Nacque così il suo capolavoro, intitolato il Quarto stato, oggi al Museo del Novecento di Milano, alla cui realizzazione l'autore dedicò diversi anni, fra il 1898 e il 1901 circa, oltre a numerosi studi, bozzetti e disegni preparatori. La scena, ambientata nella piazza di Volpedo, dove l'artista mise in posa conoscenti e amici, si ispira ad uno sciopero di alcuni lavoratori e celebra l'affermazione di una nuova classe sociale, quella del proletariato. Secondo l'ordinamento antecedente alla Rivoluzione francese i primi tre stati erano la nobiltà, il clero e la borghesia, ai quali si aggiunse un quarto stato, il proletariato appunto, che, consapevole della sua forza, rivendicava i propri diritti.

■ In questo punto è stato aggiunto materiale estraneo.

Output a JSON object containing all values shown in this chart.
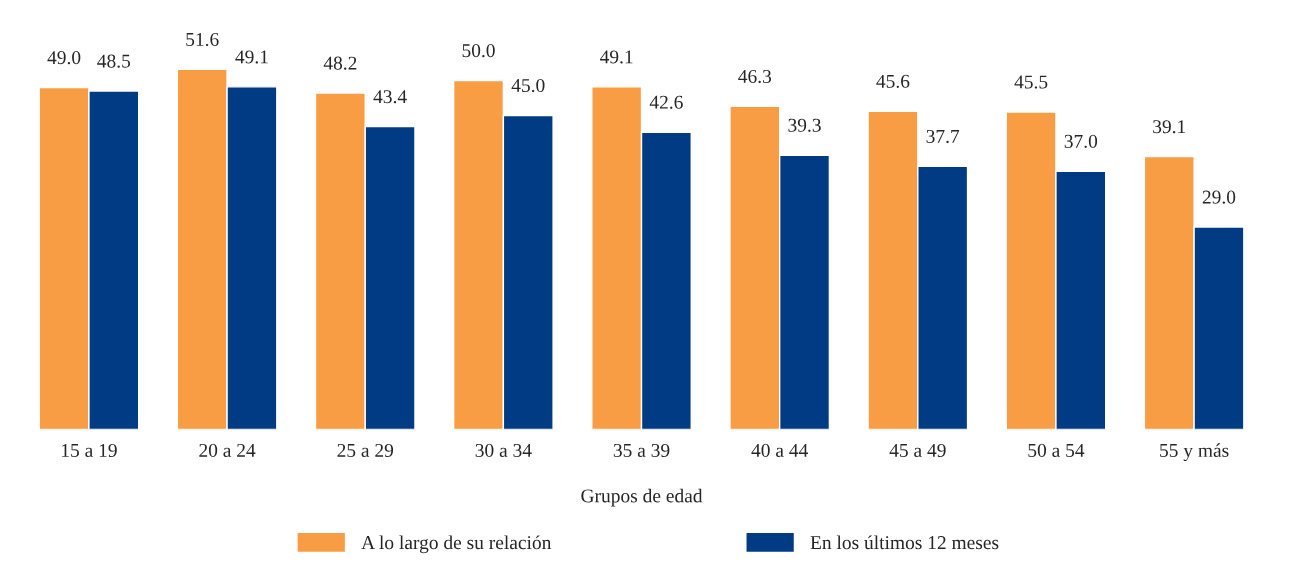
{
  "chart_data": {
    "type": "bar",
    "xlabel": "Grupos de edad",
    "categories": [
      "15 a 19",
      "20 a 24",
      "25 a 29",
      "30 a 34",
      "35 a 39",
      "40 a 44",
      "45 a 49",
      "50 a 54",
      "55 y más"
    ],
    "series": [
      {
        "name": "A lo largo de su relación",
        "color": "#f99d45",
        "values": [
          49.0,
          51.6,
          48.2,
          50.0,
          49.1,
          46.3,
          45.6,
          45.5,
          39.1
        ],
        "value_labels": [
          "49.0",
          "51.6",
          "48.2",
          "50.0",
          "49.1",
          "46.3",
          "45.6",
          "45.5",
          "39.1"
        ]
      },
      {
        "name": "En los últimos 12 meses",
        "color": "#003b84",
        "values": [
          48.5,
          49.1,
          43.4,
          45.0,
          42.6,
          39.3,
          37.7,
          37.0,
          29.0
        ],
        "value_labels": [
          "48.5",
          "49.1",
          "43.4",
          "45.0",
          "42.6",
          "39.3",
          "37.7",
          "37.0",
          "29.0"
        ]
      }
    ],
    "legend": "bottom",
    "grid": false
  }
}
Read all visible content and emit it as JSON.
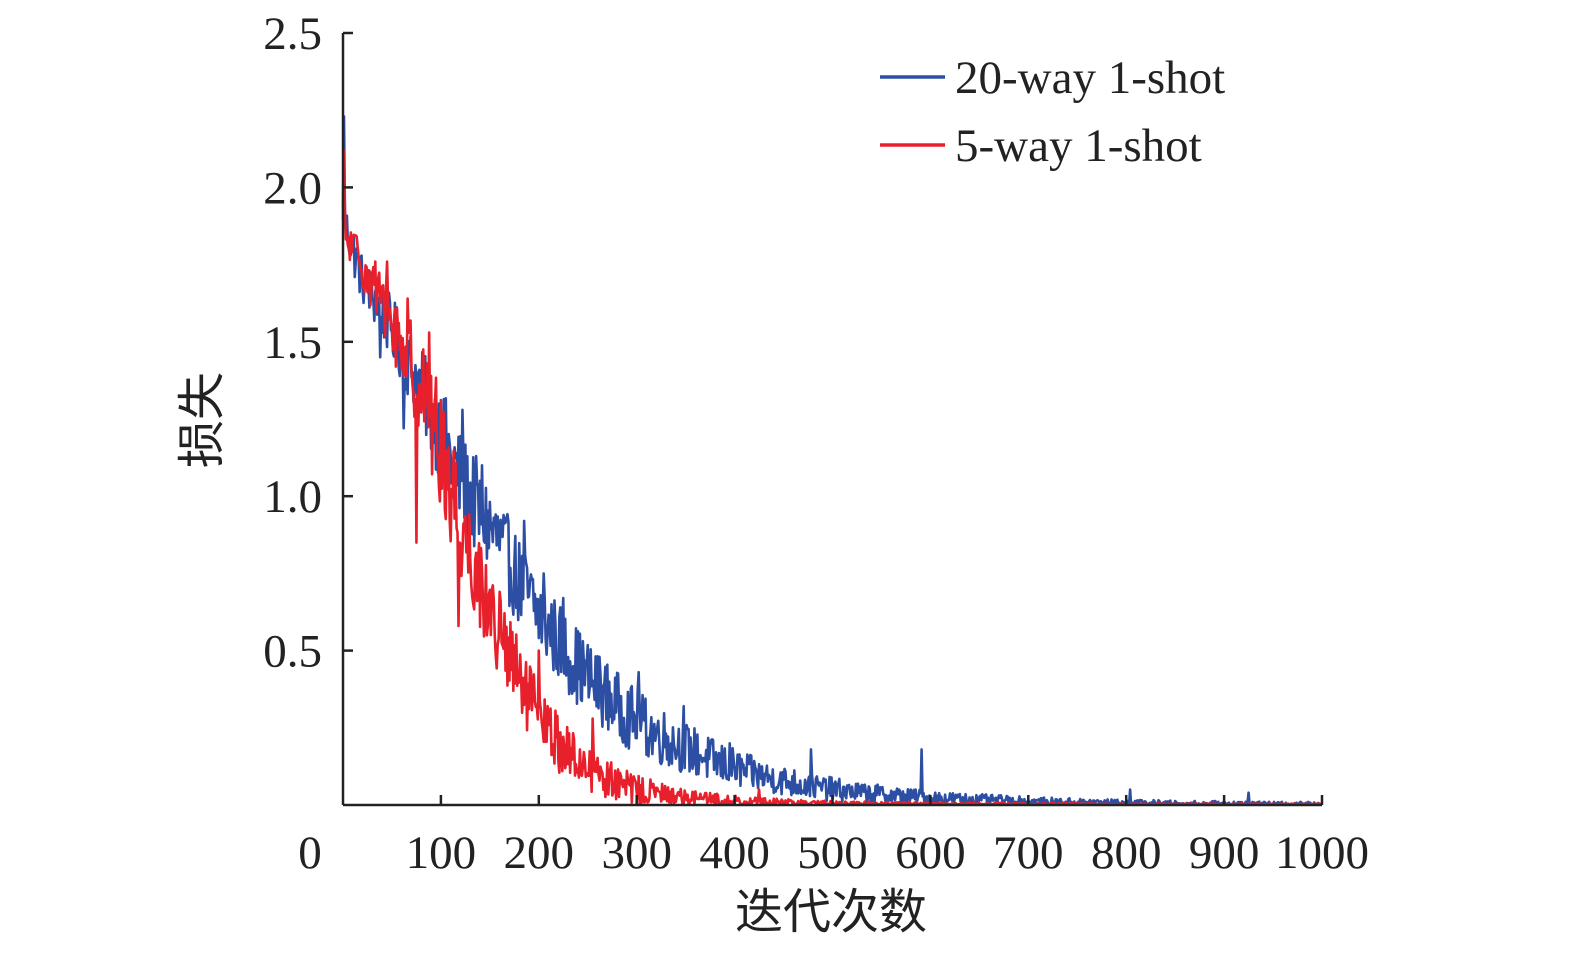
{
  "chart_data": {
    "type": "line",
    "title": "",
    "xlabel": "迭代次数",
    "ylabel": "损失",
    "xlim": [
      0,
      1000
    ],
    "ylim": [
      0,
      2.5
    ],
    "x_ticks": [
      0,
      100,
      200,
      300,
      400,
      500,
      600,
      700,
      800,
      900,
      1000
    ],
    "x_tick_labels": [
      "0",
      "100",
      "200",
      "300",
      "400",
      "500",
      "600",
      "700",
      "800",
      "900",
      "1000"
    ],
    "y_ticks": [
      0.5,
      1.0,
      1.5,
      2.0,
      2.5
    ],
    "y_tick_labels": [
      "0.5",
      "1.0",
      "1.5",
      "2.0",
      "2.5"
    ],
    "grid": false,
    "legend_position": "top-right",
    "series": [
      {
        "name": "20-way 1-shot",
        "color": "#2c4ea3",
        "x": [
          0,
          20,
          40,
          60,
          80,
          100,
          120,
          140,
          160,
          180,
          200,
          220,
          240,
          260,
          280,
          300,
          320,
          340,
          360,
          380,
          400,
          420,
          440,
          460,
          480,
          500,
          520,
          540,
          560,
          580,
          600,
          620,
          640,
          660,
          680,
          700,
          720,
          740,
          760,
          780,
          800,
          820,
          840,
          860,
          880,
          900,
          920,
          940,
          960,
          980,
          1000
        ],
        "y": [
          1.9,
          1.7,
          1.6,
          1.48,
          1.35,
          1.2,
          1.05,
          0.95,
          0.85,
          0.72,
          0.62,
          0.53,
          0.45,
          0.38,
          0.32,
          0.27,
          0.23,
          0.2,
          0.17,
          0.14,
          0.12,
          0.1,
          0.085,
          0.072,
          0.06,
          0.05,
          0.043,
          0.037,
          0.032,
          0.028,
          0.024,
          0.021,
          0.018,
          0.016,
          0.014,
          0.012,
          0.011,
          0.01,
          0.009,
          0.008,
          0.007,
          0.007,
          0.006,
          0.006,
          0.005,
          0.005,
          0.005,
          0.004,
          0.004,
          0.004,
          0.004
        ],
        "noise_amplitude": [
          0.05,
          0.05,
          0.06,
          0.07,
          0.08,
          0.1,
          0.1,
          0.1,
          0.09,
          0.09,
          0.09,
          0.08,
          0.08,
          0.07,
          0.07,
          0.065,
          0.06,
          0.055,
          0.05,
          0.045,
          0.04,
          0.035,
          0.03,
          0.03,
          0.025,
          0.025,
          0.02,
          0.02,
          0.018,
          0.016,
          0.015,
          0.013,
          0.012,
          0.011,
          0.01,
          0.009,
          0.008,
          0.008,
          0.007,
          0.007,
          0.006,
          0.006,
          0.006,
          0.005,
          0.005,
          0.005,
          0.005,
          0.004,
          0.004,
          0.004,
          0.004
        ],
        "spikes": [
          [
            1,
            2.23
          ],
          [
            38,
            1.45
          ],
          [
            62,
            1.22
          ],
          [
            98,
            1.3
          ],
          [
            122,
            1.28
          ],
          [
            142,
            1.1
          ],
          [
            185,
            0.92
          ],
          [
            205,
            0.75
          ],
          [
            225,
            0.67
          ],
          [
            262,
            0.48
          ],
          [
            302,
            0.43
          ],
          [
            348,
            0.32
          ],
          [
            395,
            0.2
          ],
          [
            478,
            0.18
          ],
          [
            591,
            0.18
          ],
          [
            804,
            0.05
          ],
          [
            925,
            0.04
          ]
        ]
      },
      {
        "name": "5-way 1-shot",
        "color": "#e8202b",
        "x": [
          0,
          20,
          40,
          60,
          80,
          100,
          120,
          140,
          160,
          180,
          200,
          220,
          240,
          260,
          280,
          300,
          320,
          340,
          360,
          380,
          400,
          420,
          440,
          460,
          480,
          500,
          520,
          540,
          560,
          580,
          600,
          620,
          640,
          660,
          680,
          700,
          720,
          740,
          760,
          780,
          800,
          820,
          840,
          860,
          880,
          900,
          920,
          940,
          960,
          980,
          1000
        ],
        "y": [
          1.85,
          1.75,
          1.62,
          1.5,
          1.35,
          1.15,
          0.92,
          0.72,
          0.55,
          0.4,
          0.28,
          0.2,
          0.14,
          0.1,
          0.07,
          0.05,
          0.038,
          0.028,
          0.022,
          0.017,
          0.013,
          0.01,
          0.008,
          0.007,
          0.006,
          0.005,
          0.005,
          0.004,
          0.004,
          0.004,
          0.003,
          0.003,
          0.003,
          0.003,
          0.003,
          0.003,
          0.003,
          0.003,
          0.002,
          0.002,
          0.002,
          0.002,
          0.002,
          0.002,
          0.002,
          0.002,
          0.002,
          0.002,
          0.002,
          0.002,
          0.002
        ],
        "noise_amplitude": [
          0.05,
          0.05,
          0.06,
          0.08,
          0.1,
          0.12,
          0.12,
          0.1,
          0.09,
          0.08,
          0.07,
          0.06,
          0.05,
          0.045,
          0.035,
          0.03,
          0.025,
          0.02,
          0.016,
          0.013,
          0.011,
          0.009,
          0.008,
          0.007,
          0.006,
          0.005,
          0.005,
          0.004,
          0.004,
          0.004,
          0.003,
          0.003,
          0.003,
          0.003,
          0.003,
          0.003,
          0.003,
          0.003,
          0.002,
          0.002,
          0.002,
          0.002,
          0.002,
          0.002,
          0.002,
          0.002,
          0.002,
          0.002,
          0.002,
          0.002,
          0.002
        ],
        "spikes": [
          [
            1,
            2.12
          ],
          [
            33,
            1.76
          ],
          [
            45,
            1.76
          ],
          [
            66,
            1.64
          ],
          [
            88,
            1.53
          ],
          [
            75,
            0.85
          ],
          [
            118,
            0.58
          ],
          [
            155,
            0.55
          ],
          [
            200,
            0.5
          ],
          [
            255,
            0.28
          ],
          [
            425,
            0.05
          ]
        ]
      }
    ]
  }
}
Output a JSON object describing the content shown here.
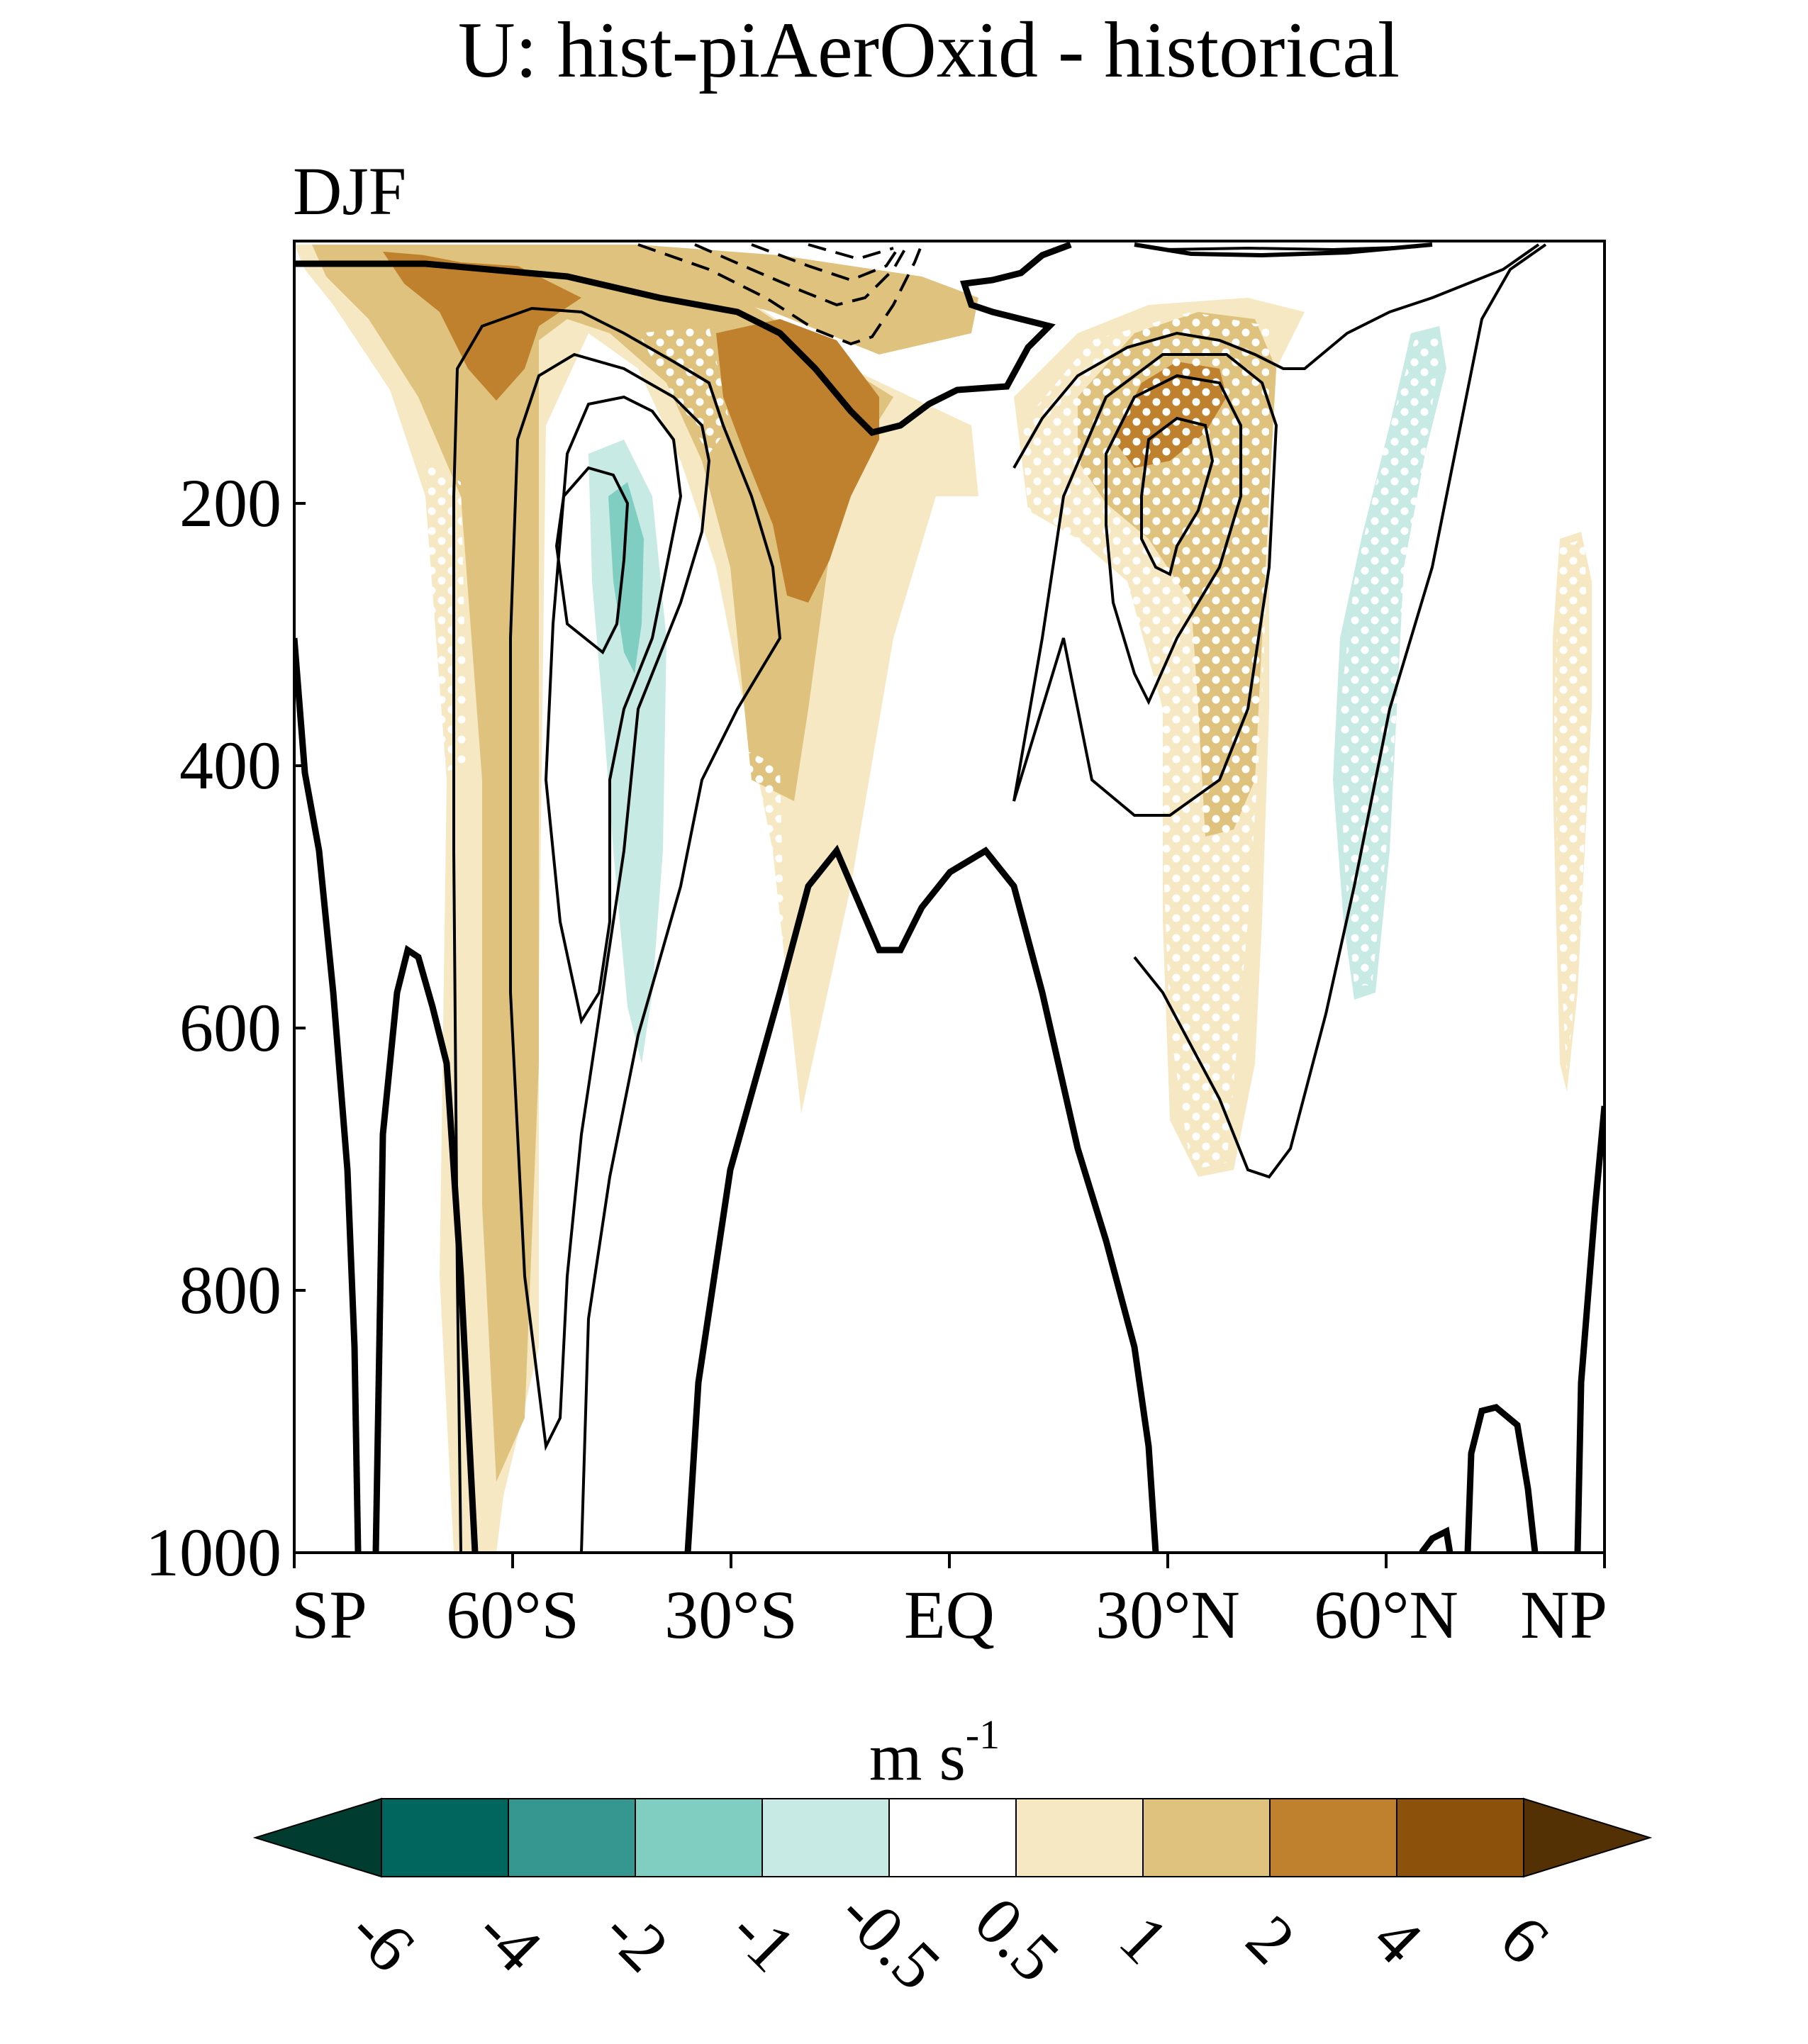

Dal buio dello sfondo gli umili lavoratori, statuari e monumentali nelle loro pose, avanzano verso lo spettatore e verso la luce. Dal gruppo in secondo piano si staccano tre figure che sorprendono per il loro verismo quasi fotografico, con l'uomo al centro che è il fulcro dell'intera composizione. Con la mano sinistra in tasca e la destra che regge la giacca sulla spalla, lo sguardo rivolto dritto verso di noi, l'uomo diviene il capo della rivolta, protagonista di questo momento che per l'artista ha un significato sociale di tale importanza al punto che nell'impostazione e nella struttura della tela non rinunciò ad inserire riferimenti rinascimentali, ispirandosi direttamente a capolavori quali la Scuola di Atene di Raffaello Sanzio.

Non avendo ottenuto successo, Pellizza da Volpedo tornò a dedicarsi alla pittura di paesaggio deluso da quella di impegno civile, continuando però ad utilizzare magistralmente la tecnica divisionista, come mostra la tela Statua a villa Borghese, oggi alla Galleria d'arte moderna di Venezia, un vero e proprio scorcio di paradiso romano, rifugio dell'anima di un pittore che, gravato da crisi depressive e dalla scomparsa della moglie, si tolse la vita nel 1907 quando non aveva ancora compiuto quarant'anni.